C’était pour aider à régler les problèmes de paix. N’oubliez pas que, lors du dialogue politique inclusif, j’étais l’acteur principal.
Beaucoup voient cette élection comme un tiercé entre François Bozizé, Martin Ziguélé et vous-même. Dans quel ordre voyez-vous ce tiercé ?
Moi, je ne suis pas turfiste. Premier tour ou deuxième tour, je vais aux élections pour gagner.
François Bozizé dispose de l’appareil d’État. N’est-il pas favori ?
En 1993, André Kolingba avait l’appareil d’État avec lui, et c’est moi qui ai gagné. C’est l’homme qui compte, pas l’appareil.
Depuis l’arrivée au pouvoir de François Bozizé, les relations sont très étroites entre la Centrafrique et le Tchad. Si vous êtes élu, est-ce que ça changera ?
Le Tchad est un pays frère et voisin.

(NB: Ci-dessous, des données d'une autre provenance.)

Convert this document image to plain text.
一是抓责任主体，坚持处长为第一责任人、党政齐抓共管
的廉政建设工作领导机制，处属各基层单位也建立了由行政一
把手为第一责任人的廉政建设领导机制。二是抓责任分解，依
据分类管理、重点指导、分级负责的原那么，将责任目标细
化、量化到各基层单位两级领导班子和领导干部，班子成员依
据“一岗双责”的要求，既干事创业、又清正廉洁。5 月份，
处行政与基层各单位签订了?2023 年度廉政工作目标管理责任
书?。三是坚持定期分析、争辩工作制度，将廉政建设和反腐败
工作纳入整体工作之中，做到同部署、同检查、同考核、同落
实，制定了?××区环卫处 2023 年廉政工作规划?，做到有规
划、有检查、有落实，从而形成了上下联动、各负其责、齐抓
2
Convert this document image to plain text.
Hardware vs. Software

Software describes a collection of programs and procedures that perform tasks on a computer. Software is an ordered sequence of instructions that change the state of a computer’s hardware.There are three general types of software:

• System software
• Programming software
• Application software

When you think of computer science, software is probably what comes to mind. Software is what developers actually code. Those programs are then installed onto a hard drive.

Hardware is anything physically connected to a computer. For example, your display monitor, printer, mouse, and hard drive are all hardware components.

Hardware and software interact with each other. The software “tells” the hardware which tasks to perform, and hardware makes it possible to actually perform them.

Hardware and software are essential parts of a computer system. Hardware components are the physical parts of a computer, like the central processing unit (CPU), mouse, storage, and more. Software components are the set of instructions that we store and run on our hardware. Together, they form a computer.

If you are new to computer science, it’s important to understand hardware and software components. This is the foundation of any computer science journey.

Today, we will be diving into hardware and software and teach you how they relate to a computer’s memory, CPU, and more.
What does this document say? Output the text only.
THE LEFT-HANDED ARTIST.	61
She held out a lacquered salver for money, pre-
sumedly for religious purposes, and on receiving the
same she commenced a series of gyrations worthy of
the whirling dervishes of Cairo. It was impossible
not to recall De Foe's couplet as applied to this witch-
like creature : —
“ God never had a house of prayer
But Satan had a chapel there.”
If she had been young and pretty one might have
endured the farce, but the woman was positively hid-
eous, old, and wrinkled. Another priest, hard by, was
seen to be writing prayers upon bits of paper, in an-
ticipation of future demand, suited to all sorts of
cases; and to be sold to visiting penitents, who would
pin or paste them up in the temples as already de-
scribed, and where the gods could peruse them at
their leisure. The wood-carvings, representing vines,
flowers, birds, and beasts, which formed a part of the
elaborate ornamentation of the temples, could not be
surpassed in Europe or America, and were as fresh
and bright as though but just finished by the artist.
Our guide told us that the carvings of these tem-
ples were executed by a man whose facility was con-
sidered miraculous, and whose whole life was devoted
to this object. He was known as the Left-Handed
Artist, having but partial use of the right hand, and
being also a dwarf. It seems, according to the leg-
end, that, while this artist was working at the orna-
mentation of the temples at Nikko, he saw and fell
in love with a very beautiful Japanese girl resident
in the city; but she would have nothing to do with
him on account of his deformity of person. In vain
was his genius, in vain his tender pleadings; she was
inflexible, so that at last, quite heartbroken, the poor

Avec mon frère Déby [Idriss Déby Itno, président du Tchad, NDLR], j’ai d’excellentes relations.
N’a-t-il pas aidé François Bozizé à vous renverser ?
Je ne suis pas un revanchard. Regardez la France et l’Allemagne. Maintenant, ils font des Conseils des ministres ensemble. Le passé, c’est le passé. Si j’ai pardonné à Bozizé, pourquoi je ne pourrais pas pardonner à mon frère Déby ?
Qui a gagné l’élection en Côte d’Ivoire ?
Je ne sais pas. Je ne suis pas sur le terrain et je n’ai pas de camp. Laurent Gbagbo et Alassane Dramane Ouattara sont tous les deux mes frères et je milite pour qu’ils s’entendent. Je prie pour que la solution de force soit écartée. Il faut privilégier le dialogue.